Aggiungere le cime di broccolo romanesco più grandi in acqua bollente bollire per 10-12 minuti, finché non diventano tenere.
Nel frattempo soffriggere in una padella dell'olio di oliva con la cipolla tritata, foglie di alloro, sale, pepe, paprika affumicata e altra cipolla in polvere (per un sapore più intenso; ma potete ometterla se preferite), fino a che la cipolla non sarà traslucida (circa 5 -7 minuti).

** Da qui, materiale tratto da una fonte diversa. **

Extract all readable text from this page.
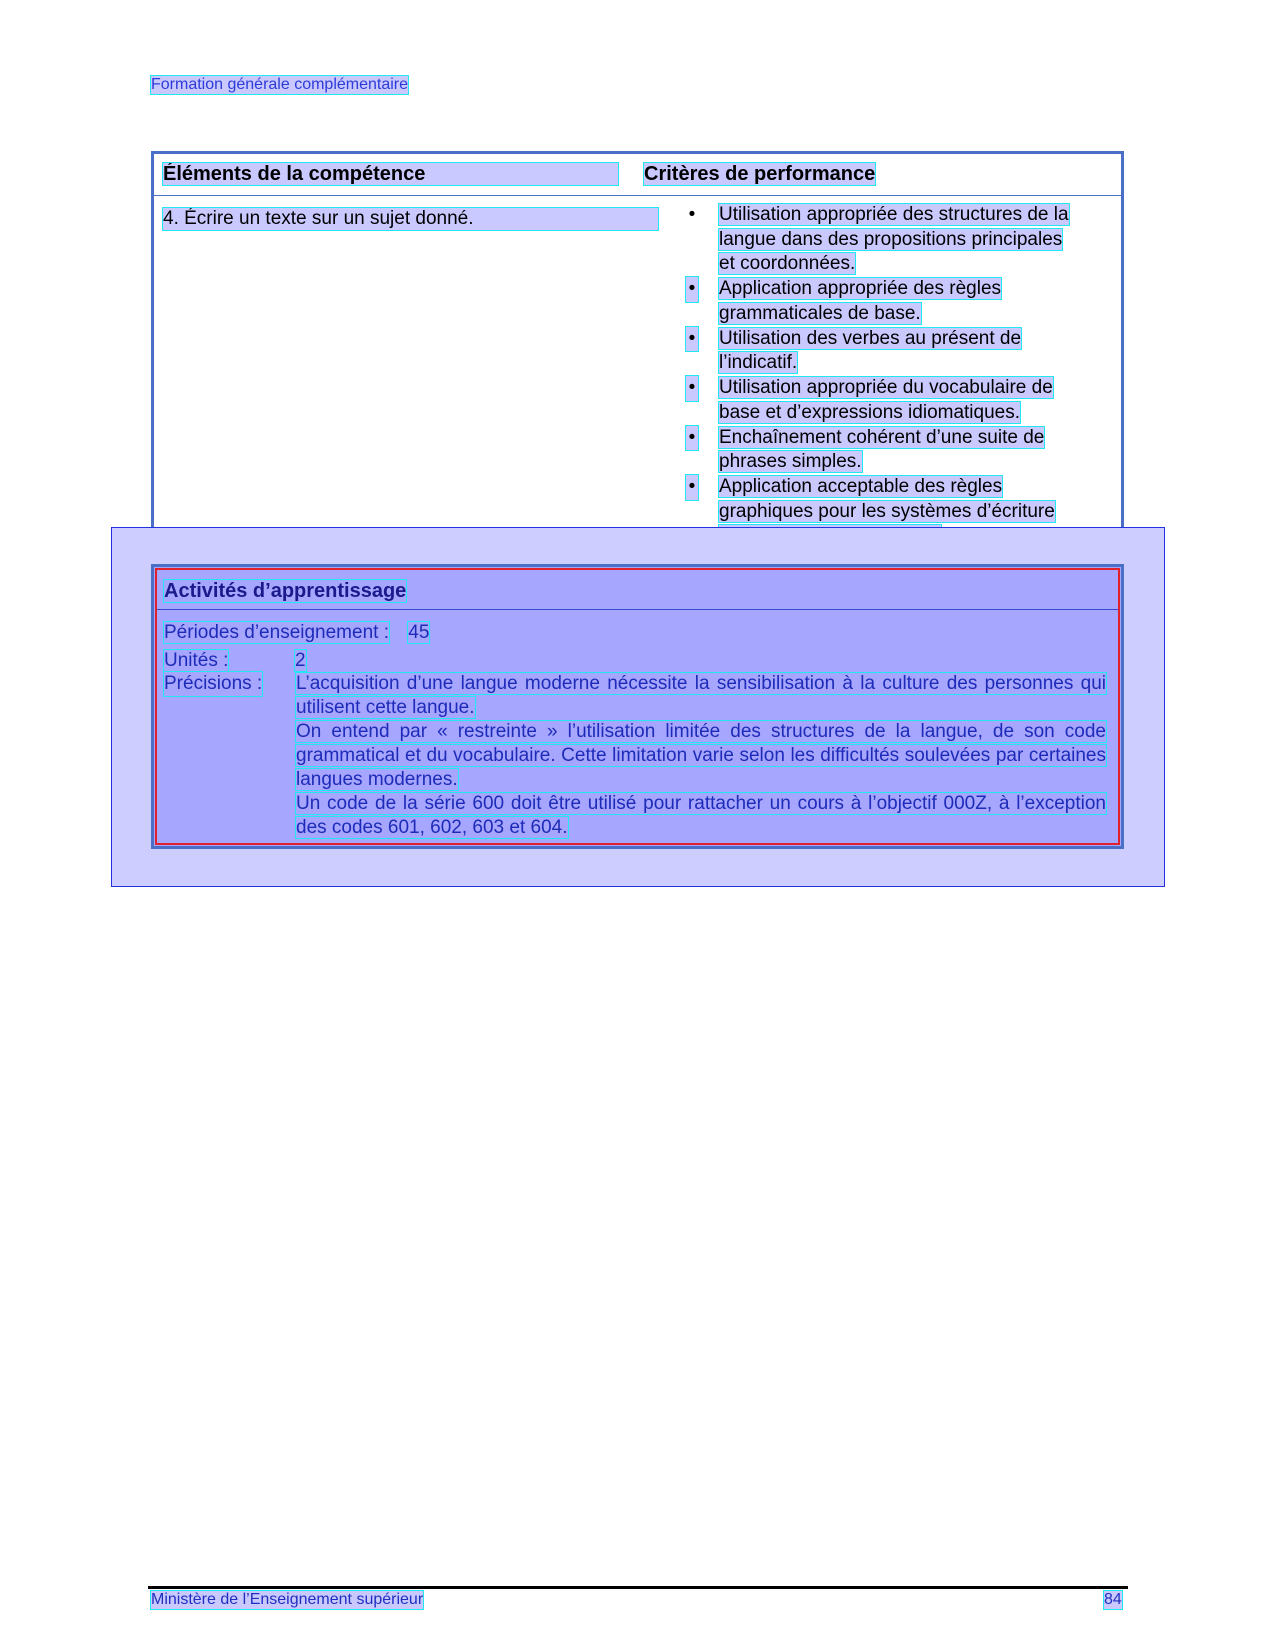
Formation générale complémentaire
Éléments de la compétence	Critères de performance
4. Écrire un texte sur un sujet donné.	• Utilisation appropriée des structures de la langue dans des propositions principales et coordonnées.
• Application appropriée des règles grammaticales de base.
• Utilisation des verbes au présent de l’indicatif.
• Utilisation appropriée du vocabulaire de base et d’expressions idiomatiques.
• Enchaînement cohérent d’une suite de phrases simples.
• Application acceptable des règles graphiques pour les systèmes d’écriture
Activités d’apprentissage
Périodes d’enseignement : 45
Unités :	2
Précisions : L’acquisition d’une langue moderne nécessite la sensibilisation à la culture des personnes qui utilisent cette langue.

On entend par « restreinte » l’utilisation limitée des structures de la langue, de son code grammatical et du vocabulaire. Cette limitation varie selon les difficultés soulevées par certaines langues modernes.

Un code de la série 600 doit être utilisé pour rattacher un cours à l’objectif 000Z, à l’exception des codes 601, 602, 603 et 604.

Ministère de l’Enseignement supérieur	84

Aggiungere 1 cucchiaio di acqua di cottura dei cavoli per evitare che la cipolla si bruci e diventi quindi amara (se necessario).
Una volta che sia le cimette che la cipolla saranno pronte, trasferirle entrambi i composti nella ciotola di un frullatore a immersione (tutto tranne le foglie di alloro che lasceremo in padella), aggiungere il latte vegetale e frullare fino a ottenere una salsa liscia.
Nella stessa padella della cottura delle cipolle (e in cui abbiamo lasciato le foglie di alloro) aggiungere un filo d'olio e saltare le cime di broccolo romanesco più piccole fino a cottura desiderata (dai 5 ai 10 minuti), con una semplice spolverata di sale a pepe.
Mettere da parte le cime cotte in un piatto. Si possono scartare le foglie di alloro adesso.
Nella stessa acqua di cottura del broccolo tuffiamo gli gnocchi e aspettiamo che vengano a galla (generalmente ci vogliono sui 2-3 minuti).
Aggiungere la salsa in padella e scaldarla un po'.
Raccogliere gli gnocchi con una schiumarola e aggiungerli in padella con la salsa, con 3-4 cucchiai di acqua di cottura se dovessero apparire troppo secchi.
Mantecare il tutto per un paio di minuti con un paio di cucchiai di formaggio grattugiato vegano e 1 cucchiaio di burro vegetale.
Servire subito con le cimette di broccolo romanesco saltate e dell'altro formaggio vegano a piacere.